EXPLICATIONS et AIDE À LA TRADUCTION
(les numéros renvoient aux pages)

DANS « SA DESTINÉE RUE MONTE AU CIEL » :

– L’onomastique :
Les noms de la plupart des personnages comportent des allusions ou des jeux de mots et renvoient à quelque chose :
Saint-Fouay : saint fouet, évoquant le fouet avec lequel on frappait les esclaves rétifs.
Quarrequant : carcan, comme le carcan mis au cou des esclaves.
Dendur : en référence à l’expression « avoir la dent dure », être intraitable, voire cruel, comme les esclavagistes, avec un clin d’oeil à Voltaire dans Candide, Chapitre XIX, “Le Nègre de Surinam”, où le maître, monsieur Vanderdendur, se trouve doté d’un nom qui relève du jeu de mots : vander crée un effet de réel (en donnant une coloration hollandaise au nom car cela correspond à la particule des nobles comme de … en français, or Surinam est en Guyane Hollandaise), et dendur exprime sa cruauté. Ce maître est impitoyable.
Fairschenne (fer, chaînes) évoque les fers et les chaînes d’esclaves.

17 : « Milans » (créole) : synonyme de ragots, potins, rumeurs, bruits qui courent, commérages, cancans. « Elle a déjà pris des milans ? » : "elle est peut-être déjà au courant grâce aux ragots colportés par les bavardages des autres domestiques ? "

17 « avec pour uniques compagnons manicous ou lamantins » : le lamantin (ou lamentin) est un animal aquatique, or Léonard marche à travers les mornes, mais en Martinique, la mer n’est jamais bien loin, et une légende raconte même qu’autrefois, un lamantin était remonté jusqu’à l’intérieur des terres, par les rivières, jusqu’aux rues cases-nègres !

18 Le « bel air » : Comme le « danmyé » (damier) et le « ladja » (ou « laghia », danses-combats d’origine africaine, le « bel air » (« bèlè », en créole) est une danse traditionnelle qui vient des esclaves africains déportés en esclavage.
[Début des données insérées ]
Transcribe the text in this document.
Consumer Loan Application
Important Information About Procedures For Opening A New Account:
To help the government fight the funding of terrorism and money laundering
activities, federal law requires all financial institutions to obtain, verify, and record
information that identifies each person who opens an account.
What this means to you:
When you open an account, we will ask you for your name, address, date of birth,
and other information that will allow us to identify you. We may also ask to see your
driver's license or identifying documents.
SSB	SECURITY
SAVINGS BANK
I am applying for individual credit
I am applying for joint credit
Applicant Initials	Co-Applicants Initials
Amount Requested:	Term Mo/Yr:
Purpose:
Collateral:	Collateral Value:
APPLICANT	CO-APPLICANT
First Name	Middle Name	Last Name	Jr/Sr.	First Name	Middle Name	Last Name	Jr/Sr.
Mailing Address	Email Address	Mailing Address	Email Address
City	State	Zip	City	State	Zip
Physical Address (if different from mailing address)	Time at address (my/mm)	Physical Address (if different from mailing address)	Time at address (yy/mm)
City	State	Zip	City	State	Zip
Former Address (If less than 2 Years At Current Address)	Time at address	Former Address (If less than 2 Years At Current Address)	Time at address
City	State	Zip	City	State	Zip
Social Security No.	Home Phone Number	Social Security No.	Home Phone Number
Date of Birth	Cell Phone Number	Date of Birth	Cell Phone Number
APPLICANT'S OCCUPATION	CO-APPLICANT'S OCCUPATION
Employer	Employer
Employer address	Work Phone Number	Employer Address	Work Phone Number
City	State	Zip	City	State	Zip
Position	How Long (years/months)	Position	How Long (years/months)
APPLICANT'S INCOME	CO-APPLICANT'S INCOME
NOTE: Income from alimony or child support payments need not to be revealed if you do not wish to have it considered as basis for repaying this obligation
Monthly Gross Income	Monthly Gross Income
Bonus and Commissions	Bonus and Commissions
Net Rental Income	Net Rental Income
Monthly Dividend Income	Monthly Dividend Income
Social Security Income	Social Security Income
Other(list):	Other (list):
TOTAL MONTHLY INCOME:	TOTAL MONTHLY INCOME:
Il y a aussi l’expression « la lune claire » (« lalin klè ») qui désigne un passage de cette danse. Il y a même, en Martinique, la Maison du Bèlè. Le bel air est initialement un chant dont la dénomination provient de l’association du terme « air » au sens de chanson, et de l’adjectif qualificatif « bel » (beau). Les principales danses traditionnelles sont le bèlè, la mazouk pitjé, le bélia, la calenda (ou kalenda), le kanigwé (danse rurale créole comportant quinze mouvements exécutés au commandement), le quadrille, la haute-taille, la valse créole, la biguine…

20 : « mal lui en prit » : expression bien française qui signifie : "les conséquences furent désastreuses pour elle". (Ironie : en principe, c’est un bien, d’être "désirable", mais là, ce fut un mal pour elle.)

21 : « Pour un peu, il eût applaudi » (expression française) : il a failli applaudir, il était à deux doigts d’applaudir, il a presque applaudi.

23 « Il n’y a pas moyen dans cette maison ! » : Ça veut dire que la vie est insupportable dans cette maison, que rien n’y est satisfaisant, que tout y va de travers, que l’on ne peut y être bien, impossible de s’y sentir bien.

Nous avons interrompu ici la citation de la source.